The Senegalese country took part in the UN Committee of 24 in Bali and indicated that the Moroccan autonomy plan remains the "appropriate framework" for resolving the regional Saharawi dispute. The Senegalese representative present at the conclave stated that the Kingdom's proposal presented in 2007 respects international law and the resolutions of the United Nations. The Committee of 24 is the main UN body dealing with decolonisation, and the issue of Western Sahara was discussed at this meeting, where the problem continues to persist more than four decades after Spain's departure from the area as the former colonising power.
This political move by the African country follows in the footsteps of many other major nations' support for Morocco's autonomy plan as the most serious, credible and realistic alternative for resolving the situation in Western Sahara.
The North African country proposes a broad autonomy for Western Sahara under Moroccan sovereignty, respecting UN postulates and resolutions. Morocco's intention with its so-called Southern Provinces is to develop the region politically, socially and economically through a structured development plan for the benefit of the local population.
In opposition to the North African country's proposal is the Polisario Front's initiative, which advocates holding a referendum on independence for the Saharawi people, which is difficult to achieve due to census problems and other issues, according to various analysts, and which has less international backing, particularly the support of Algeria, Morocco's great political rival in the Maghreb, especially following Algeria's decision to break off diplomatic relations with its neighbour, which it accused of hostile acts, and also due to profound political differences on issues such as Western Sahara.
On the other hand, the role of the Polisario Front and its Algerian ally in the treatment of Sahrawi refugees in camps set up in Algeria, such as Tindouf, is also questioned. Living conditions there are difficult, as Staffan de Mistura, the UN special envoy for Western Sahara, who also recently held talks with the parties involved in the case to bring them closer together and to submit a detailed report to UN Secretary General António Guterres, noted during recent visits. In April, De Mistura held informal bilateral consultations with representatives of Algeria, Mauritania and members of the "Group of Friends", including Spain, the United States, Russia, the United Kingdom and France, i.e. with all parties involved in the Saharawi issue, and conveyed his impressions to Guterres.
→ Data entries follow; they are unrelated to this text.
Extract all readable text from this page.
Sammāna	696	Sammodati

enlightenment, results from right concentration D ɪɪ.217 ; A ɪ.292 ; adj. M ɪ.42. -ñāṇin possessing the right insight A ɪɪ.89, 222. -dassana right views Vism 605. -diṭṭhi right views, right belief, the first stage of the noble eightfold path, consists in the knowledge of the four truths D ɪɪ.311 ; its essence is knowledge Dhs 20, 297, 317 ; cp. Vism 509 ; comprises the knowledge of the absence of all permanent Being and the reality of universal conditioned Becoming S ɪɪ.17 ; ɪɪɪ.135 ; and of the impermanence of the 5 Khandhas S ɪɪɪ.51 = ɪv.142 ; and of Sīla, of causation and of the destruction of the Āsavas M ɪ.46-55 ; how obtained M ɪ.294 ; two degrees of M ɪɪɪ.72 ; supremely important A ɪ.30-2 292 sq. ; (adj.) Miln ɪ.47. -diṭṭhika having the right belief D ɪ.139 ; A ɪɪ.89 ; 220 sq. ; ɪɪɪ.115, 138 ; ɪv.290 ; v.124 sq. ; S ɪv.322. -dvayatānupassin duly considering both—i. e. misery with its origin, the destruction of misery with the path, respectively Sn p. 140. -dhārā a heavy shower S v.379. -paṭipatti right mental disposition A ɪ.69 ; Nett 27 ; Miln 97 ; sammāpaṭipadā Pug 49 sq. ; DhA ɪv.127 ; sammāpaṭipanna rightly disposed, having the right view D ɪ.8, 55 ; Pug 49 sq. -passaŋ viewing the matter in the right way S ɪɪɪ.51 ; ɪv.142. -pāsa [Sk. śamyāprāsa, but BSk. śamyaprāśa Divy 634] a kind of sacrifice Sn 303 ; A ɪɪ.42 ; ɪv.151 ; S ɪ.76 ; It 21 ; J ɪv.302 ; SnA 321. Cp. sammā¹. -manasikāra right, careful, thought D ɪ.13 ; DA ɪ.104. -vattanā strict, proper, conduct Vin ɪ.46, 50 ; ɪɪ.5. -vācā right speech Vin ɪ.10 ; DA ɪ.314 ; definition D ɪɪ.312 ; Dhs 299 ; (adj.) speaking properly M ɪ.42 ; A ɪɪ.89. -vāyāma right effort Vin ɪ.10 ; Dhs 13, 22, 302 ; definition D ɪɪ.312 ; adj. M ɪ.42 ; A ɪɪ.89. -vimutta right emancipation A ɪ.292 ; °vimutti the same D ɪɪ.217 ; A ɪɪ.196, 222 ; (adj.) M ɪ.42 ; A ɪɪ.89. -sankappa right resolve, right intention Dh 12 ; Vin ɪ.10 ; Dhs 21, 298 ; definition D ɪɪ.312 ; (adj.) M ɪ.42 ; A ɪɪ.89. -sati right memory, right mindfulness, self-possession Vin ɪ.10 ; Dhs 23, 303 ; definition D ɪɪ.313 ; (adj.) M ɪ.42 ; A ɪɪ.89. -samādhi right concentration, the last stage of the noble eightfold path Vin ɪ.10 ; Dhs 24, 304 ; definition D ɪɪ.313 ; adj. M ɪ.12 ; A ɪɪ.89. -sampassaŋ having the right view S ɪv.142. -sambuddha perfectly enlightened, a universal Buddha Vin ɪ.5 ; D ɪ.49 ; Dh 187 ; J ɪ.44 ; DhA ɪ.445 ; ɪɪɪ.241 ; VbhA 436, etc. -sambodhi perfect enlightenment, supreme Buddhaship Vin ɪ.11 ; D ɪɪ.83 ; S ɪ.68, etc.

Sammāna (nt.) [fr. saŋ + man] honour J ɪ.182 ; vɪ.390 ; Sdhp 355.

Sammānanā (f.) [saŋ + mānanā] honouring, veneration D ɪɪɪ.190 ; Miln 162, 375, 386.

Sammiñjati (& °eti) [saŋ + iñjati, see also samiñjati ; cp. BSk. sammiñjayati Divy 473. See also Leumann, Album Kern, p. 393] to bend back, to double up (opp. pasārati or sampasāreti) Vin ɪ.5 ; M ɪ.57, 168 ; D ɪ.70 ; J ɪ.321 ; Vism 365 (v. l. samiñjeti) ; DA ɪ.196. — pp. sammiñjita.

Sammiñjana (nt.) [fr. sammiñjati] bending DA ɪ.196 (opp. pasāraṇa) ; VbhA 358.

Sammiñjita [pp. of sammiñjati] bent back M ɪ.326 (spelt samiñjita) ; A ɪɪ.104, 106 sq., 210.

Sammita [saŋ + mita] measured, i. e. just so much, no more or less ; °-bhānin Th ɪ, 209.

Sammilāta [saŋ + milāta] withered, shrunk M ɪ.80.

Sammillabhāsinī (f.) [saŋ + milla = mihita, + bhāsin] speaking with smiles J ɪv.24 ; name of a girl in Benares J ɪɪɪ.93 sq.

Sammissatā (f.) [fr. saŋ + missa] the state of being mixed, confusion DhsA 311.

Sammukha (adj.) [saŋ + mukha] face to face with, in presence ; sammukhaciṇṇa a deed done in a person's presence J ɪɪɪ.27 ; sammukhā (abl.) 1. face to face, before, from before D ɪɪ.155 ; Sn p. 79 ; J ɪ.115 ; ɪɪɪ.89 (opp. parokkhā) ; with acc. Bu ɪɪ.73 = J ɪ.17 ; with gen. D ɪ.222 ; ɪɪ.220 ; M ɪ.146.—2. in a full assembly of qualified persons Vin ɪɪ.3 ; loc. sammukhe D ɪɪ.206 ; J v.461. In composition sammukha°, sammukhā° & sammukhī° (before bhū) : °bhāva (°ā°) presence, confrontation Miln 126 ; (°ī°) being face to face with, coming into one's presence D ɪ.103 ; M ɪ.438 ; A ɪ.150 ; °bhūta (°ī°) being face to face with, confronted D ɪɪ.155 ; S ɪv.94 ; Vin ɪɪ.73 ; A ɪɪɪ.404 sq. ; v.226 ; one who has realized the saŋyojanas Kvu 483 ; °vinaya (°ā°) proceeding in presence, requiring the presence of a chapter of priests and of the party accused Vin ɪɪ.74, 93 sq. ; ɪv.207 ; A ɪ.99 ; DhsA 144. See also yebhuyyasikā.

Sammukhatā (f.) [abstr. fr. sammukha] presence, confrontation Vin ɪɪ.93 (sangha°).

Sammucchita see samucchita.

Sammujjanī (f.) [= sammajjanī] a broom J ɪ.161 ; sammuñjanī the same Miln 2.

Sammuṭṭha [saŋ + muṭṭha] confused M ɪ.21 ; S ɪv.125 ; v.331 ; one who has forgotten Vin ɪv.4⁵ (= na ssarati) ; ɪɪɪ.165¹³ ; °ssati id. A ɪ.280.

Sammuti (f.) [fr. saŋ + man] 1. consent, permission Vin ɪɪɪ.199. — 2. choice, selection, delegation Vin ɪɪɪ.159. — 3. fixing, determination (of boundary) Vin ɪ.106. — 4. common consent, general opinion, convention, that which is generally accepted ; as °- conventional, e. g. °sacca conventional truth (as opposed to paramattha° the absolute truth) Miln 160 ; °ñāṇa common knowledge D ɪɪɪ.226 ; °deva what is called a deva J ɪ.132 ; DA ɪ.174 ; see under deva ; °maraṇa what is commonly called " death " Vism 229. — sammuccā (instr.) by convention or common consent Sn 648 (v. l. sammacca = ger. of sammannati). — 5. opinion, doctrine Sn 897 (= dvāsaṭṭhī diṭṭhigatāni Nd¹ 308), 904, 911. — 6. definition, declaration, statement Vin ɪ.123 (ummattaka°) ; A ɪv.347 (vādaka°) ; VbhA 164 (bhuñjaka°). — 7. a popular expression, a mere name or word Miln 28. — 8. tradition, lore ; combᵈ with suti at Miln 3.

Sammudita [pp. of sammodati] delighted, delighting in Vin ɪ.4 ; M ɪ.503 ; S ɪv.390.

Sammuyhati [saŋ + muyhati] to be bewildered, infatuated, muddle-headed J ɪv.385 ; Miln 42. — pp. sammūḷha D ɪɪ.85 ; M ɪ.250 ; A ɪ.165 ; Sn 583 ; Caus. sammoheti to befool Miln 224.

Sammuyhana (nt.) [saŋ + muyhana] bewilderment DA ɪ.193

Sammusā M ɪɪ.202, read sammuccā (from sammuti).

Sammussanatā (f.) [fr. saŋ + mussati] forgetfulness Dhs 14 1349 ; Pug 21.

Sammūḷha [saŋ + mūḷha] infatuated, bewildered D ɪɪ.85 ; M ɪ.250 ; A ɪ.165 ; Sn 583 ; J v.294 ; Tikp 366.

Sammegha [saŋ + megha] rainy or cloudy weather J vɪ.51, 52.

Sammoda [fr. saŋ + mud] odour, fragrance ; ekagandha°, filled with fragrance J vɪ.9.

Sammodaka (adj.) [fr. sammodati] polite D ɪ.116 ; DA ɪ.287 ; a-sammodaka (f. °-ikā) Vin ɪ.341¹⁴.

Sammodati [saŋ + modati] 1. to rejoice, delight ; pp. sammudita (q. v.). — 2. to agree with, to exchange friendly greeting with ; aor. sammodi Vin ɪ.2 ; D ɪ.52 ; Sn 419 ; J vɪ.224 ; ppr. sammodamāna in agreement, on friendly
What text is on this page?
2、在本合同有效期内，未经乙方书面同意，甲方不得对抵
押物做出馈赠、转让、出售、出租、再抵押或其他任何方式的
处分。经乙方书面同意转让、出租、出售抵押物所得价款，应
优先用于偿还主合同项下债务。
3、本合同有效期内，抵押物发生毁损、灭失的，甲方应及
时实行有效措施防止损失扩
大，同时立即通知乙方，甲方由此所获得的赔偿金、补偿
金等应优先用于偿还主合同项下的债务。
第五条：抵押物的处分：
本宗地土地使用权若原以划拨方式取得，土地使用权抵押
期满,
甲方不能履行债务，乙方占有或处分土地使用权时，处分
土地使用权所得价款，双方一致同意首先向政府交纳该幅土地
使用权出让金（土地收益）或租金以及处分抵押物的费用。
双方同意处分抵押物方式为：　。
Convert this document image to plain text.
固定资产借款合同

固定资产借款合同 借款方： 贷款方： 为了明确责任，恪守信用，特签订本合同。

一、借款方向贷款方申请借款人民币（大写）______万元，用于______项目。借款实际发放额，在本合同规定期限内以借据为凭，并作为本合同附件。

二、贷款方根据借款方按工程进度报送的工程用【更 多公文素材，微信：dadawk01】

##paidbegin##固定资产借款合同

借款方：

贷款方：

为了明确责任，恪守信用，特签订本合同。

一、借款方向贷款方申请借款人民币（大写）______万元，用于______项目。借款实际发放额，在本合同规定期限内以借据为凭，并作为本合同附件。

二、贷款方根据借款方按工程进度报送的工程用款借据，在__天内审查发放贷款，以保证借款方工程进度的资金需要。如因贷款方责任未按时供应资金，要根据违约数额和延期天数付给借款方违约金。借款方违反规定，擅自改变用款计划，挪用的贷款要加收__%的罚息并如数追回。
Referring to the figure of Staffan de Mistura, the Senegalese representative with the UN Committee of 24 underlined the efforts of the UN envoy for Western Sahara to promote the political dialogue which has been stalled until now. Senegal continues to show its support for a just, lasting and mutually acceptable political solution respecting the UN resolutions, as was made clear.
The Senegalese representative also praised the "significant" progress made by Morocco in the area of Western Sahara through social and economic promotion measures. "These efforts have finally convinced the Kingdom of Morocco of its desire to definitively resolve this dispute," he said, noting that, in support of this policy, Senegal inaugurated, on 5 April 2021, its consulate general in Dakhla, as reported by Le Matin.
Several nations, around thirty, have shown their strategy of opening consulates around Western Sahara, in the enclaves of Dakhla and Laayoune, to promote territorial development, which demonstrates support for Morocco on the Saharawi question.